However, it seems to me that no matter what one calls it, any model approximating Darwin’s concept of evolution with God as its guide must argue that natural selection, with its emphasis on a natural state characterized by competition for limited resources and a general struggle for survival, is the primary means by which speciation takes place, and that therefore, it is the primary means of God’s creating work. The point I wish to make here is that the theistic evolutionist simply cannot escape the fact that the necessary corollary to survival of the fittest is destruction of the weakestand therefore, he must view death as a primary creative force of God.
Death depicted in Scripture
This, though, is contrary to the biblical view, which depicts death as an invader, disturber of peace, and a force of evil. While it must be admitted that in the Old Testament, death is sometimes presented as a natural consequence of finite human existence, it is most often associated with consequences for sinful activity or the judgment of God (2 Ki. 20:1-11; Dt. 30:15; Jer. 21:8; Eze. 18:21-32), being described variously as “the wages of sin” (Ro. 6:23), a “snare” (Ps. 116:3), and a “trouble” (Job 5:20). In the Wisdom literature, for example, death is the lot of those who go with the wicked woman (Prov. 2:18; 5:5; 7:27; Ecc. 7:1), and is contrasted with the life obtained in righteousness, wisdom and fear of the LORD (Prov. 10:2; 11:4; 12:28; 14:12, 27, 32; 16:25; see also Job 28:20-21).
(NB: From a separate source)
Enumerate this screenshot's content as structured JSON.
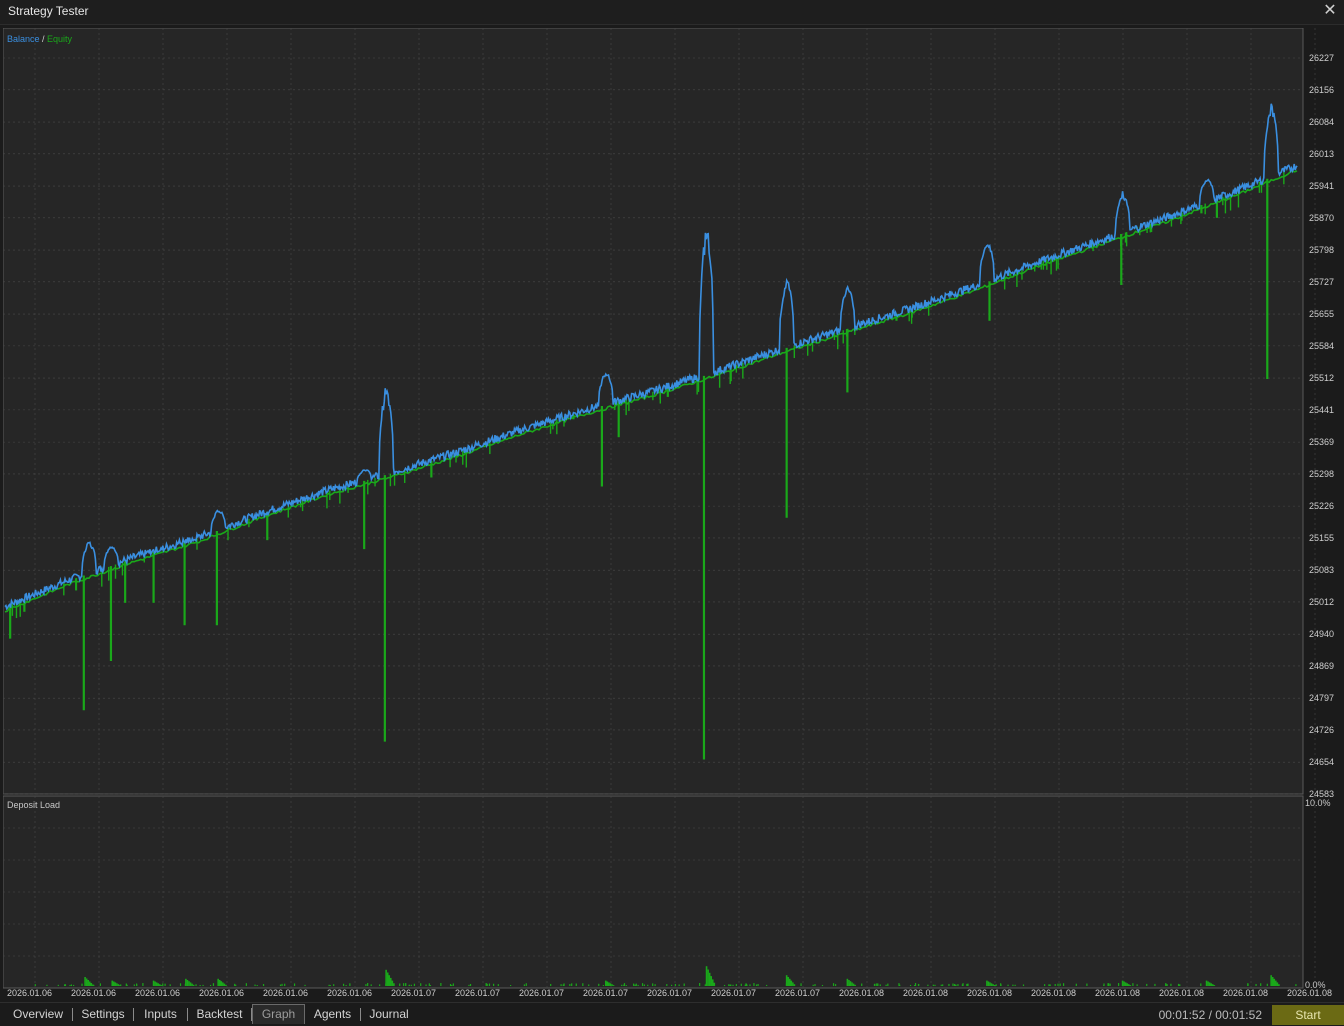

Death is often described as the state of existence in which none praise God (Is. 38: 18; Ps. 6:5; 9:17), and is even sometimes associated with demonic power (1 Co. 15:26-27; Rev. 6:8; 20:13-14), Satan being called the “lord of death” (Heb. 2:14).
The negative view of death in the Bible is also evident in the cleanliness rituals required for ancient Israelites when they came in contact with a dead body (e.g., Nu. 5:2; 19:16), and in the prohibitions for Nazarites to even be in proximity to a corpse (Nu. 6:6-11). Death is unclean and an impediment to proper relationship with God. The “sting of death” is sin (1 Co. 15:56), and death’s entry into the created order is tied to Adam’s sin (Ro. 5:12). Death refers to spiritual degeneracy and is the result of deeds of the flesh (Ro. 7:5, 10).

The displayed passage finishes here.